Patently Unfair | November 3, 2006
In a current British car campaign, the advert proudly exclaims that the manufacturer filed for 9,621 patents during the development of it’s latest gas guzzler, while NASA has only filed 6,509. The intention here is clear. The car manufacturer is trying to claim that the filing of patents is evidence that their engineers are more innovative that the worlds best rocket scientists. This works because the majority of people still assume that patents relate to complicated innovations that take yeas to perfect. Sadly this couldn’t be further from the case.

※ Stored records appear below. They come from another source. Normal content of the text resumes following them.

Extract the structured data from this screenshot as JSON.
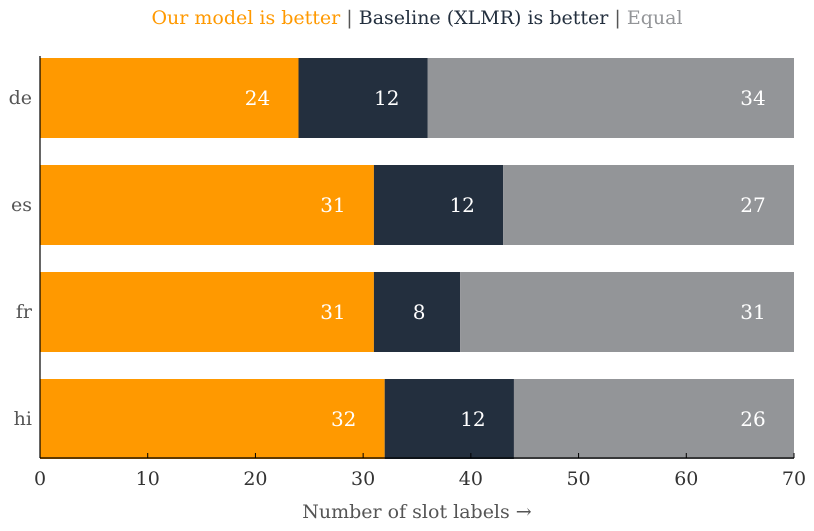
{
  "chart_data": {
    "type": "bar",
    "orientation": "horizontal",
    "stacked": true,
    "categories": [
      "de",
      "es",
      "fr",
      "hi"
    ],
    "series": [
      {
        "name": "Our model is better",
        "color": "#FF9900",
        "values": [
          24,
          31,
          31,
          32
        ]
      },
      {
        "name": "Baseline (XLMR) is better",
        "color": "#232F3E",
        "values": [
          12,
          12,
          8,
          12
        ]
      },
      {
        "name": "Equal",
        "color": "#939598",
        "values": [
          34,
          27,
          31,
          26
        ]
      }
    ],
    "legend": {
      "placement": "top",
      "separator": "|",
      "separator_color": "#555555"
    },
    "title": "",
    "xlabel": "Number of slot labels →",
    "ylabel": "",
    "xlim": [
      0,
      70
    ],
    "xticks": [
      0,
      10,
      20,
      30,
      40,
      50,
      60,
      70
    ],
    "grid": false
  }
}
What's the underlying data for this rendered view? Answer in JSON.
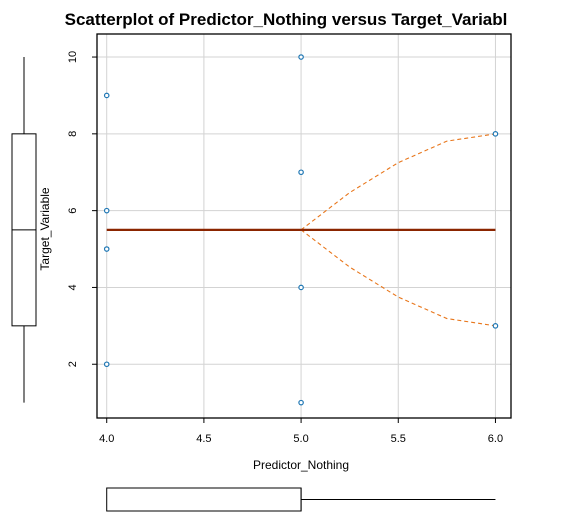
{
  "chart_data": {
    "type": "scatter",
    "title": "Scatterplot of Predictor_Nothing versus Target_Variabl",
    "xlabel": "Predictor_Nothing",
    "ylabel": "Target_Variable",
    "xlim": [
      3.95,
      6.08
    ],
    "ylim": [
      0.6,
      10.6
    ],
    "x_ticks": [
      4.0,
      4.5,
      5.0,
      5.5,
      6.0
    ],
    "x_tick_labels": [
      "4.0",
      "4.5",
      "5.0",
      "5.5",
      "6.0"
    ],
    "y_ticks": [
      2,
      4,
      6,
      8,
      10
    ],
    "y_tick_labels": [
      "2",
      "4",
      "6",
      "8",
      "10"
    ],
    "grid": true,
    "points": [
      {
        "x": 4,
        "y": 9
      },
      {
        "x": 4,
        "y": 6
      },
      {
        "x": 4,
        "y": 5
      },
      {
        "x": 4,
        "y": 2
      },
      {
        "x": 5,
        "y": 10
      },
      {
        "x": 5,
        "y": 7
      },
      {
        "x": 5,
        "y": 4
      },
      {
        "x": 5,
        "y": 1
      },
      {
        "x": 6,
        "y": 8
      },
      {
        "x": 6,
        "y": 3
      }
    ],
    "fit_line": {
      "x": [
        4,
        6
      ],
      "y": [
        5.5,
        5.5
      ]
    },
    "spread_upper": {
      "x": [
        5,
        5.25,
        5.5,
        5.75,
        6
      ],
      "y": [
        5.5,
        6.47,
        7.25,
        7.81,
        8.0
      ]
    },
    "spread_lower": {
      "x": [
        5,
        5.25,
        5.5,
        5.75,
        6
      ],
      "y": [
        5.5,
        4.53,
        3.75,
        3.19,
        3.0
      ]
    },
    "y_boxplot": {
      "min": 1,
      "q1": 3,
      "median": 5.5,
      "q3": 8,
      "max": 10
    },
    "x_boxplot": {
      "min": 4,
      "q1": 4,
      "median": 5,
      "q3": 5,
      "max": 6
    },
    "colors": {
      "points": "#1f77b4",
      "fit_line": "#8b2500",
      "spread": "#e8761b",
      "grid": "#d3d3d3",
      "frame": "#000000"
    }
  }
}
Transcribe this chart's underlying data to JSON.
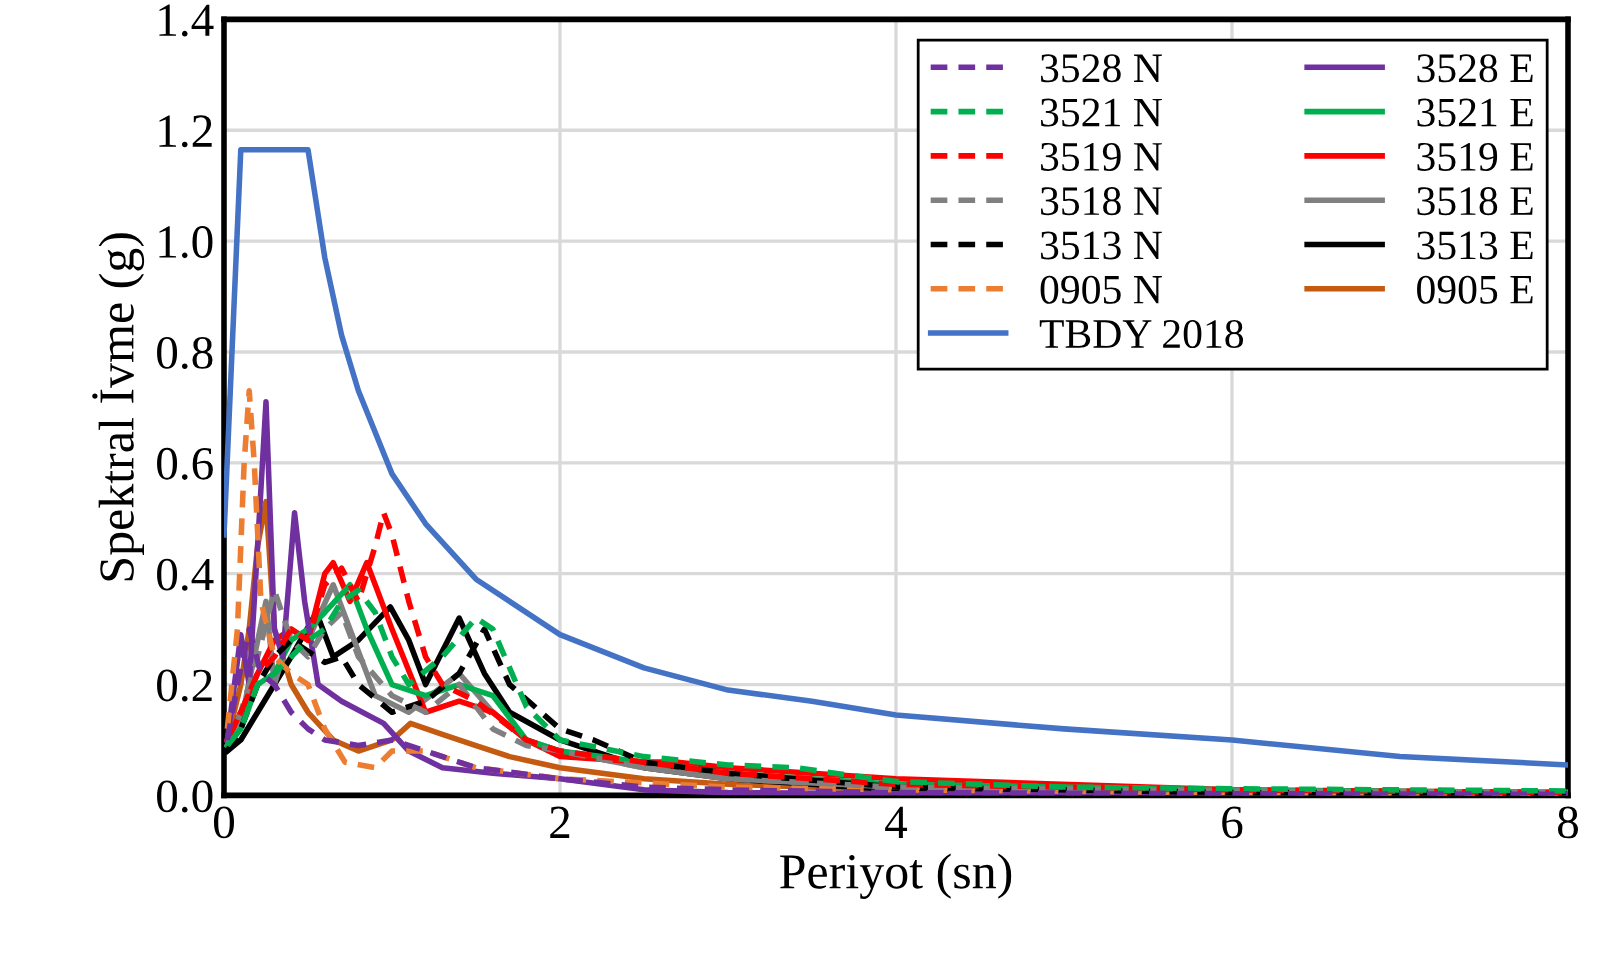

The purpose of patents is a good one–to protect the time and efforts companies put into research and development in order to create new innovations. However when you look at some recent patents you realise they are often vaguely worded descriptions or badly drawn sketches used to describe obvious, and sometimes pre-existing, concepts. Rather than protecting the commercial cost of innovation, patents are actually doing the exact opposite. Being used a way to extract levies off other companies for their hard work and effort.
A classic example is Amazon and their one-click patent. Many companies are now forced to pay Amazon a licence fee just to be able to use the concept of one-click payment. Then there is the GIF file format, which allowed Unisys to tax graphic design packages for many years. And any article on ridiculous patents wouldn’t be complete without mention of British Telecom’s ludicrous claim over the hyperlink.
In a glorious case of “the shoe being on the other foot”, a couple of weeks ago IBM announced they were going to sue Amazon for patent infringement. It seems that IBM own patents for “Presenting Applications in an Interactive Service”, “Storing Data in an Interactive Network”, “Presenting Advertising in an Interactive Service” and “Ordering Items Using an Electronic Catalogue”. In a beautiful demonstration of doublespeak, IBM’s senior VP for technology is quoted as saying “When someone takes our property… we have no option but to protect it through every means available to us”.
Rather than companies spending money coming up with new innovations, and then bringing those innovations to market, it seems that companies are filing more and more patents with the sole purpose of extracting licensing revenue from unsuspecting companies. This seems to be in exact opposition to the original point of patents.
If the worlds courts wanted to do something about this, they could. By limiting legal pay outs to a multiple of the effort spent coming up with the patent, you could protect the work and effort that goes into real innovation, while at the same time making spurious legal cases completely redundant. For instance if somebody infringed the patent on a new drug that cost the manufacturer $10 million to produce, you could claim compensation of $100 million. However if you spent half an hour one rainy Sunday morning deciding to patent the idea of “Presenting Advertising in an Interactive Service” then I think a days wages is all you should receive in return. After all, the value isn’t in the idea, it’s in the successful implementation.
Sadly this isn’t the case and as time goes on, the disturbing misuse of patents is only going to increase. I worry that one day, if you want to set up a website of any kind, you’ll be forced to pay a percentage of all your income to an industry body like the BMI, set up solely to collect payments for spurious patent infringement on behalf of a few large corporations.
Posted at November 3, 2006 12:48 AM
Tanny O'Haley said on November 3, 2006 3:07 AM
Back in 1994 I wrote a TAP (Telocator Alphanumeric Protocol) email to pager gateway at a company called Peloria. Peloria sold the gateway to Motorola who then sent us a cease and desist order. Apparently they had a patent for sending text to a pager that they thought we were violating. Because I had been writing text to pager utilities for a long time we were able to continue selling the pager gateway because I had sold pager gateways before Motorola took out the patent.
At the time, this was called “prior art” and in the U.S. this allowed me to sell the pager gateway because I had proof that I had created and sold it before Motorola took out the patent.
A patent attorney should know more, but I don’t see how a company can take out a patent on public domain concepts that have been used for years. I thought that when you took out a patent it had to be on a specific product.